I have not experienced any of the 'hunting' behaviour you're mentioning. Mine just scavenges the bottom of the tank. He will go after the fish if they come too close but they're simply too fast and swim behind some driftwood or plants.
Both setups are on the smaller side, with the betta/CPO being temporary as the females tank cycles.

The CPDs are also not helping themselves atm. They swim into him, so I think it's abit of a learning curve for them atm.
 
LuxuriantTen
  • #6
Yeah at first they may be curious but eventually they learn to simply avoid it. Even though my chory's just swim right next to him during feeding. Maybe I am just lucky that my CPO isn't very agressive. You would think he would be more aggressive looking at his size.

Aquarium.jpg
 
Dch48
  • #7
I get that CPD is Celestial Pearl Danio? What is a CPO?
 
LuxuriantTen
  • #8
I get that CPD is Celestial Pearl Danio? What is a CPO?

it's the abbreviation for Cambarellus Patzcuarensis (Orange), also known as the mexican dwarf crayfish
 
Crimson_687
  • Thread Starter
  • #9
I guess it really depends on your crawfish's personality, just always have a spare tank at hand if it doesn't work out. and wow! I've never seen a CPO that big or that colorful before. it is awesome that it's working out for you.
 
saddleupjep
  • #10
How old is he? That is the biggest CPO I've ever seen!
 
LuxuriantTen
  • #11
Funny story. My local pet store sold the crayfish as CPO, turned out they had made a mistake during transport and their whole batch of CPO were actually Procarambus crayfish! These get up to 10-12 cm. Many people returned them because they didn't want such a big crayfish but I love mine so decided I would get another tank and put all my fish in there. Now my crayfish has a tank for himself!

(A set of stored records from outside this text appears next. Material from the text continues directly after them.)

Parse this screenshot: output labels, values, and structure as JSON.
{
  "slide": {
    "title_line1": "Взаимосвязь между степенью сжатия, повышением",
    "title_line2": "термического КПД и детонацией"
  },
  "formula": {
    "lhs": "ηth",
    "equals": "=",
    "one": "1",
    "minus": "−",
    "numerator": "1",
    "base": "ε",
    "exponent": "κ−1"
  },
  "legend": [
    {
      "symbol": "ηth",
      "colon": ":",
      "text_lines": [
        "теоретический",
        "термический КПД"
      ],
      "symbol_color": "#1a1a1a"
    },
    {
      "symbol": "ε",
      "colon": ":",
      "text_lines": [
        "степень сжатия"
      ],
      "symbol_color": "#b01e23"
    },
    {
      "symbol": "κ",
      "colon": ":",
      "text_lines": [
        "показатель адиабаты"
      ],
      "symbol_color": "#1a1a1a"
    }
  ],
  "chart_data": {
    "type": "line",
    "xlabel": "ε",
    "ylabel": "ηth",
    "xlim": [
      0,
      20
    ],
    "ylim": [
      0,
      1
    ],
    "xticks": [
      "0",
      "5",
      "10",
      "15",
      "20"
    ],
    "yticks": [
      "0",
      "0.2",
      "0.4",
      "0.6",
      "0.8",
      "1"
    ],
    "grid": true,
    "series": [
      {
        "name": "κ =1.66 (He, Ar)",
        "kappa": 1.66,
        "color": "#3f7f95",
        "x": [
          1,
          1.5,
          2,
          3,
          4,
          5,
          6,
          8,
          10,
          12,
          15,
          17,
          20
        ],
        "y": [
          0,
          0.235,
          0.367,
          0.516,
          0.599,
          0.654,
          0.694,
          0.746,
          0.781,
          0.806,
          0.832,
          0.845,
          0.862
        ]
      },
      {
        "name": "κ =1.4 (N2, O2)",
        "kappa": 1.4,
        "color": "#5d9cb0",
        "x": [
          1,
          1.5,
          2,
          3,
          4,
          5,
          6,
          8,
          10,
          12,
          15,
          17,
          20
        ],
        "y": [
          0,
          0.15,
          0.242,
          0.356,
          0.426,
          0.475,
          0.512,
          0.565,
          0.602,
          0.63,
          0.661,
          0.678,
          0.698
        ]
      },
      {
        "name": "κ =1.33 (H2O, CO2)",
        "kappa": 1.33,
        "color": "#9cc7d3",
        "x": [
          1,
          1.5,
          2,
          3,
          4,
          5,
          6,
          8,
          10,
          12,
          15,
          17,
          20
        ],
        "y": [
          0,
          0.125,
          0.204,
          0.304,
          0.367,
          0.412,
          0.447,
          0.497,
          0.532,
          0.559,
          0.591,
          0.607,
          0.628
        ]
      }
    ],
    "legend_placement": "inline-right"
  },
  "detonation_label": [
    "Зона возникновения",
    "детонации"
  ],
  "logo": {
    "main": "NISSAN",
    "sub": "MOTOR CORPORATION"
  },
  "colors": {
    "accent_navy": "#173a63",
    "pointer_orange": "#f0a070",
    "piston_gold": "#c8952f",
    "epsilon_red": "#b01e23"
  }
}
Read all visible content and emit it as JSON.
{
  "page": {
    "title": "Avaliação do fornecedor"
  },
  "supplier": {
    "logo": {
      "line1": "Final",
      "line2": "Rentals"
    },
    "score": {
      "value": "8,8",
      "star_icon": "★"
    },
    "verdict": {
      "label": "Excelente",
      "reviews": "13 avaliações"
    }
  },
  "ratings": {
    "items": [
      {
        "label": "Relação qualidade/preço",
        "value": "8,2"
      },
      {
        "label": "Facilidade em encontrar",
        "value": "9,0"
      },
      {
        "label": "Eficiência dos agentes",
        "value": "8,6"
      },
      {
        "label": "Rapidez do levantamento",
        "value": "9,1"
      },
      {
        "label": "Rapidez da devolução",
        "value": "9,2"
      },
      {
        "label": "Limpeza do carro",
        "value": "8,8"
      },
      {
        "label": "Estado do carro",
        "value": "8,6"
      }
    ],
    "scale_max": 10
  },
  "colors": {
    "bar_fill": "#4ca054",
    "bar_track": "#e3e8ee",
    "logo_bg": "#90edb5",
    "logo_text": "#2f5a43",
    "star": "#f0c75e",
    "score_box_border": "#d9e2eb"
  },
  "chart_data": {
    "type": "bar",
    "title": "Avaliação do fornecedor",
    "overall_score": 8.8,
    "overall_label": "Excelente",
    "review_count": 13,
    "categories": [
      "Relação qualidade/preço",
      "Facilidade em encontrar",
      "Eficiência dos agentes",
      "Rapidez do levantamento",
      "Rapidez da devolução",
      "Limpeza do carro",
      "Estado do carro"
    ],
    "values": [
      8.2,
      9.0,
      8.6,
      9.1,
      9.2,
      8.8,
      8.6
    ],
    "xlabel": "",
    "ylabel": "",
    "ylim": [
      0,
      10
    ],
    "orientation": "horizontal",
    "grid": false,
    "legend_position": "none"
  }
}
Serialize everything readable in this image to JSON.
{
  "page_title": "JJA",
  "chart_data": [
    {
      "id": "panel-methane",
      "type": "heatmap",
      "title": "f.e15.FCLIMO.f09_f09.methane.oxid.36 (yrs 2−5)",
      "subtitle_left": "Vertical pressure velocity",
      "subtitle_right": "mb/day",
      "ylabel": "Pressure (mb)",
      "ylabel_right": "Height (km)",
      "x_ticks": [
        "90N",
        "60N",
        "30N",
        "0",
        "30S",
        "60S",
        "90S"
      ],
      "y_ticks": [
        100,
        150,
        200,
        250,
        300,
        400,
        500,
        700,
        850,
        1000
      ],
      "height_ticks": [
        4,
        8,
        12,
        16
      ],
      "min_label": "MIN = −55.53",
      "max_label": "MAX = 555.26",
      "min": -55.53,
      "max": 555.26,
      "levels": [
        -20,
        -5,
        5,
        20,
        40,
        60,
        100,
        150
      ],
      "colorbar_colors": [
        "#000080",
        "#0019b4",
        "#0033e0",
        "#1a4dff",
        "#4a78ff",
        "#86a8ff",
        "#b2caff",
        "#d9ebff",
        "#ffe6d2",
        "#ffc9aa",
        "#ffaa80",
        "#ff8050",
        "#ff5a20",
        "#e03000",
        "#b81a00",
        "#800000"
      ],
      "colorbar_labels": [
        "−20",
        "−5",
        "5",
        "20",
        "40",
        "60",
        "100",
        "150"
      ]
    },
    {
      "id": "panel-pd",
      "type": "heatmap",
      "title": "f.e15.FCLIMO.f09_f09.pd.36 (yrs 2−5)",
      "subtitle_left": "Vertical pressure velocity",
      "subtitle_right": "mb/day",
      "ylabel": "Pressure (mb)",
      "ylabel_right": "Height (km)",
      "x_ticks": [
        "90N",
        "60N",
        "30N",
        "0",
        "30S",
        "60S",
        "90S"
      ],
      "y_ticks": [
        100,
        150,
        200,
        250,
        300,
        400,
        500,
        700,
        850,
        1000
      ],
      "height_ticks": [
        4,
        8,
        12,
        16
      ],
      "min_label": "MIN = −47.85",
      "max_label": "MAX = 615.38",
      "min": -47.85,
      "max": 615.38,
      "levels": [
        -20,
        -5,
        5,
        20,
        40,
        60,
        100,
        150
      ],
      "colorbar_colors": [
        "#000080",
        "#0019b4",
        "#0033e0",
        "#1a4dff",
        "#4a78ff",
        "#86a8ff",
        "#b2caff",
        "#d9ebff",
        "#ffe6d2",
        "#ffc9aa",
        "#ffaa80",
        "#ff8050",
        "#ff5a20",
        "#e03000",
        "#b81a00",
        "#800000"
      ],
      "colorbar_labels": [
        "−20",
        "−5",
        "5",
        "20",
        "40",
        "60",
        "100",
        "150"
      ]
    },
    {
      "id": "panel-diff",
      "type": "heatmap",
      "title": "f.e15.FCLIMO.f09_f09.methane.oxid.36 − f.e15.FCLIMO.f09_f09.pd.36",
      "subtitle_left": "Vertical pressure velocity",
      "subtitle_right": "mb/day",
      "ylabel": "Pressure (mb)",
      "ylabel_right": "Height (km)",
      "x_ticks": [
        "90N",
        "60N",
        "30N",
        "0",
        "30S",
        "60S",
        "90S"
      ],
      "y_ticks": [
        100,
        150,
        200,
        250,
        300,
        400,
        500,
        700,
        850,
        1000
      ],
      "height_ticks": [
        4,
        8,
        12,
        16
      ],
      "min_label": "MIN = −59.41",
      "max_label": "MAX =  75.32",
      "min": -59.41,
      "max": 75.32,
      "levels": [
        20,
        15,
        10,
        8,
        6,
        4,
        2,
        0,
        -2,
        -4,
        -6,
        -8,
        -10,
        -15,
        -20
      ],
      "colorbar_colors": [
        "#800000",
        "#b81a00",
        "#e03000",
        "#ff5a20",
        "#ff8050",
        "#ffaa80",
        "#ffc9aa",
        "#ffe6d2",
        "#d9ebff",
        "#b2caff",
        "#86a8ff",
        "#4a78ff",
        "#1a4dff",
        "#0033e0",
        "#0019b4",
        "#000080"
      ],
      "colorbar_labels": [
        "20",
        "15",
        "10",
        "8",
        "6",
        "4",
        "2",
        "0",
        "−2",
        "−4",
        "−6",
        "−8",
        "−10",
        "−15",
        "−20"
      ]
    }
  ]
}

At the time I still believed it had to be a CPO because that's what my LFS sold them as but now I know better! He's only 4 months old

Steve.JPG
 
saddleupjep
  • #12
Funny story. My local pet store... the time I still believed it had to be a CPO because that's what my LFS sold them as but now I know better! He's only 4 months old
View attachment 467315
Thank goodness you found out! I was actually going to suggest you make sure you had an actual CPO lol
 
Devcutter
  • #13
I can't say for dwarf crayfish but I'm breeding different kind of crayfish and it really depends on species some are scavanger other like to prey I have been keeping guppy fry with like 10 15 crayfish ranging from all size at the same time
Basicly I put guppy in the breeding tank to keep it cycle while there's nothing and the only fish I have seen get eaten is one that were dead or really sick and that's not a lot

Btw that's just my opinion
 
J.Ho
  • #14
Species temperment and individual personality are a thing. I have Marbled crays and have noticed, even among sisters in the same generation of clones, that some will leave fish alone entirely, and some prefer to hunt. I still don't lose many guppies, but when I do the culprits are 90% the same crays.